Dynamodb announced Autoscaling not a long time ago. It is quite handy feature if you’ve got not linear load to your tables. It helps you to save a fortune because AWS cares about performance of your table and rises or drops throughput when it’s needed.
However, it was not that good for our use case and we were forced to create our own speedometer.
So AWS native Autoscaling is using Cloudwatch for performance analytics. This leads to the delay of a response. From our experience it is taking at least 3 minutes for Cloudwatch data to be able to rise/drop table capacity. So, if for example table is at 75% for 5 minutes and load is stable then Autoscaling will rise as expected. Easy to see that blue line which is showing actual load is always higher than actual table performance.
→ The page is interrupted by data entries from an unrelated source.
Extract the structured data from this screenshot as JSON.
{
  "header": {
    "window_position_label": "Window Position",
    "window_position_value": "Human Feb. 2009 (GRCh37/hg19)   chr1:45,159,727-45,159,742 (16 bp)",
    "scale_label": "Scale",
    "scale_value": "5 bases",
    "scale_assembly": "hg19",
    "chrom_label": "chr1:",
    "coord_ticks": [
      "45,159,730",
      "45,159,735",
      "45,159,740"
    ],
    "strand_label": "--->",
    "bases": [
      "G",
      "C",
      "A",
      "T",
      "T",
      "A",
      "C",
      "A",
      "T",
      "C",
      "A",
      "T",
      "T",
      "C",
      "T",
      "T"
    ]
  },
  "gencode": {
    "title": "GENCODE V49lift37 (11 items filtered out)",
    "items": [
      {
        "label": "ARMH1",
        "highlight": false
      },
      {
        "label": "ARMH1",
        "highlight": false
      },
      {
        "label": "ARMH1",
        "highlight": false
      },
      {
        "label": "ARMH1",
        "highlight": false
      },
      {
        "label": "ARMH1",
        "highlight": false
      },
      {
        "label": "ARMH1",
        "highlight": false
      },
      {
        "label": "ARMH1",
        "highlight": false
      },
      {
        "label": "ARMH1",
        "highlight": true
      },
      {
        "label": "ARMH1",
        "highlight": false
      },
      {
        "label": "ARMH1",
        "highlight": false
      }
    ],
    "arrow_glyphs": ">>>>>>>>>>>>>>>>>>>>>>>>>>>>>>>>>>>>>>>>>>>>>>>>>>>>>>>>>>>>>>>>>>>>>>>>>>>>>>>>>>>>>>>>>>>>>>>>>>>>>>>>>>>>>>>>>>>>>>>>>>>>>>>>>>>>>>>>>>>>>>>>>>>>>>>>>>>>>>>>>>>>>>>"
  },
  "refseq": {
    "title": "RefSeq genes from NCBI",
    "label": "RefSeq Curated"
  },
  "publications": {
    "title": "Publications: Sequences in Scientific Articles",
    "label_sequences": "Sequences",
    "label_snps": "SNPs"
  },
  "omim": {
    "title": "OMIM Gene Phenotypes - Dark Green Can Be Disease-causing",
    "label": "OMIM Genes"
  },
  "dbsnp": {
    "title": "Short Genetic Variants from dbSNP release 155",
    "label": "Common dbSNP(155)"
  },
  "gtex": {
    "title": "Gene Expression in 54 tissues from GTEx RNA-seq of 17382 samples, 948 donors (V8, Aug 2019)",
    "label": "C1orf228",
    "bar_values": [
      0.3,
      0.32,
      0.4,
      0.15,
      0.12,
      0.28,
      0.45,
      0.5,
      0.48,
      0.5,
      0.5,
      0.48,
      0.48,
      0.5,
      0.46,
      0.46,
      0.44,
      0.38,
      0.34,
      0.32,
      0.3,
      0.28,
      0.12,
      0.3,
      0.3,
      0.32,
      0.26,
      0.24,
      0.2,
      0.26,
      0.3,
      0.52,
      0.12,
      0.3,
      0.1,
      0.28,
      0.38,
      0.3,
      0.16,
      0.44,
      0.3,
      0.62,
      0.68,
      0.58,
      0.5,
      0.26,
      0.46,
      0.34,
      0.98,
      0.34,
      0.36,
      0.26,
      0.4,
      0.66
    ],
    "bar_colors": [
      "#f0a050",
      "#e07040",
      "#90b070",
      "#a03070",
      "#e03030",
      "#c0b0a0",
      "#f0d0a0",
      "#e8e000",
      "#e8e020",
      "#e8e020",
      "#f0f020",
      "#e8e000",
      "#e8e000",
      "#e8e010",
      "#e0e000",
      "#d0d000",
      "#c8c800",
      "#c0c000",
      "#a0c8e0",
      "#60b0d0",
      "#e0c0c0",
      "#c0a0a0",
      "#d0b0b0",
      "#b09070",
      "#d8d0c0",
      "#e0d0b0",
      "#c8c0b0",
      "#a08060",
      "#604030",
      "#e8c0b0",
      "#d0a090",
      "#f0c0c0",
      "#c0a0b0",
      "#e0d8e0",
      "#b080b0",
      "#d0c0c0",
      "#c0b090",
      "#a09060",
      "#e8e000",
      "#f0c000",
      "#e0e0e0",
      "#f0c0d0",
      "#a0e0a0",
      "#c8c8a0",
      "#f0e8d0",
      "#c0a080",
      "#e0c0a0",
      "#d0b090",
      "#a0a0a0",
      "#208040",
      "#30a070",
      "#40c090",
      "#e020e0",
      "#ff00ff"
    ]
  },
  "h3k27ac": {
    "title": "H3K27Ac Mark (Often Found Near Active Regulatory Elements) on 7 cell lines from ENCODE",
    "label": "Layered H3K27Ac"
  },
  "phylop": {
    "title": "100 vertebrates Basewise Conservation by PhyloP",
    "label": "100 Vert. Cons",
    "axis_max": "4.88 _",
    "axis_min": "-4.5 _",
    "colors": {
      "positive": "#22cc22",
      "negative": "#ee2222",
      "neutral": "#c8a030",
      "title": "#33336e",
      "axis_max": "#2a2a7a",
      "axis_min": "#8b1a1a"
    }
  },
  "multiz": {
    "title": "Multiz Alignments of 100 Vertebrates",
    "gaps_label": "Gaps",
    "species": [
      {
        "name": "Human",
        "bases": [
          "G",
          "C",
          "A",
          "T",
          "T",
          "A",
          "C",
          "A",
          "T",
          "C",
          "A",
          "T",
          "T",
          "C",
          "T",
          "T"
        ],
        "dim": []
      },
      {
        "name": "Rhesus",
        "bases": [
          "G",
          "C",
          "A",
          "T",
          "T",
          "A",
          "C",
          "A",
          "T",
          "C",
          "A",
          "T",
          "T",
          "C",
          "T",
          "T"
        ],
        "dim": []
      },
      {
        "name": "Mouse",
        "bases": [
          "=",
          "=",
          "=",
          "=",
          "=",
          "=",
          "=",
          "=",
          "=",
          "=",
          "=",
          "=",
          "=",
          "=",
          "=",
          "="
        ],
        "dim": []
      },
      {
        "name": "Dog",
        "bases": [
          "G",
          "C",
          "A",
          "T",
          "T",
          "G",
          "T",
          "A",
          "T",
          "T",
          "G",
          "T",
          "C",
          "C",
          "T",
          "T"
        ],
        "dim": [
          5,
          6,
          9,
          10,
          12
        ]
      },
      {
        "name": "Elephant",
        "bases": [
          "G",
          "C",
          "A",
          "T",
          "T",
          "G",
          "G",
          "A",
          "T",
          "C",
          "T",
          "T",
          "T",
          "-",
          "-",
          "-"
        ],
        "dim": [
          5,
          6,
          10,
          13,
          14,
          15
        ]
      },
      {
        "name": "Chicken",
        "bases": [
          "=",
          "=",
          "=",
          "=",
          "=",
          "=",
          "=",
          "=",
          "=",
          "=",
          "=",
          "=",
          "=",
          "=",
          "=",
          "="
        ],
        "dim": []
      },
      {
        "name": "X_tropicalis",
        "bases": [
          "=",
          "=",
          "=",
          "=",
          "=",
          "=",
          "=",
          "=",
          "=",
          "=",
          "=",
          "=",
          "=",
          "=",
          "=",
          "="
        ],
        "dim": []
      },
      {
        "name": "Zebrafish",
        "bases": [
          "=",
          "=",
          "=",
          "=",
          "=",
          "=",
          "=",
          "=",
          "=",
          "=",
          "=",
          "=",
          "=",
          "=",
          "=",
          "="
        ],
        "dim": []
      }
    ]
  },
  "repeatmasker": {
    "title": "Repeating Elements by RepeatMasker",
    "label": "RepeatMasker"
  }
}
On the other hand the app could receive enormous number of requests within very short period of time. In this case table is not prepared and throttled requests are gonna be populated. This means data of requests potentially could be lost. For example, if there is not mechanism for re-sending throttled requests or RAM/disk space running out.
One more problem if load is quite high, then it’ll rise in steps always going behind actual requests rate and keep Throttled Error rate at very high and stable level.
This problem lead to custom made speedometer which is reacting as requests go. It is counting request and assuming is table will be throttled. If there is a possibility of reaching table limits speedometer reacting straight away and table capacity is ready in 10-30 seconds. This amount of time taken by Dynamo to update capacity. Moreover, Dynamo designed that way that it’ll allow spikes to happen if they are relatively short.
It is noticeable that custom speedometer is over-provisioning but this is matter for fine tuning. But the good news is no data is lost.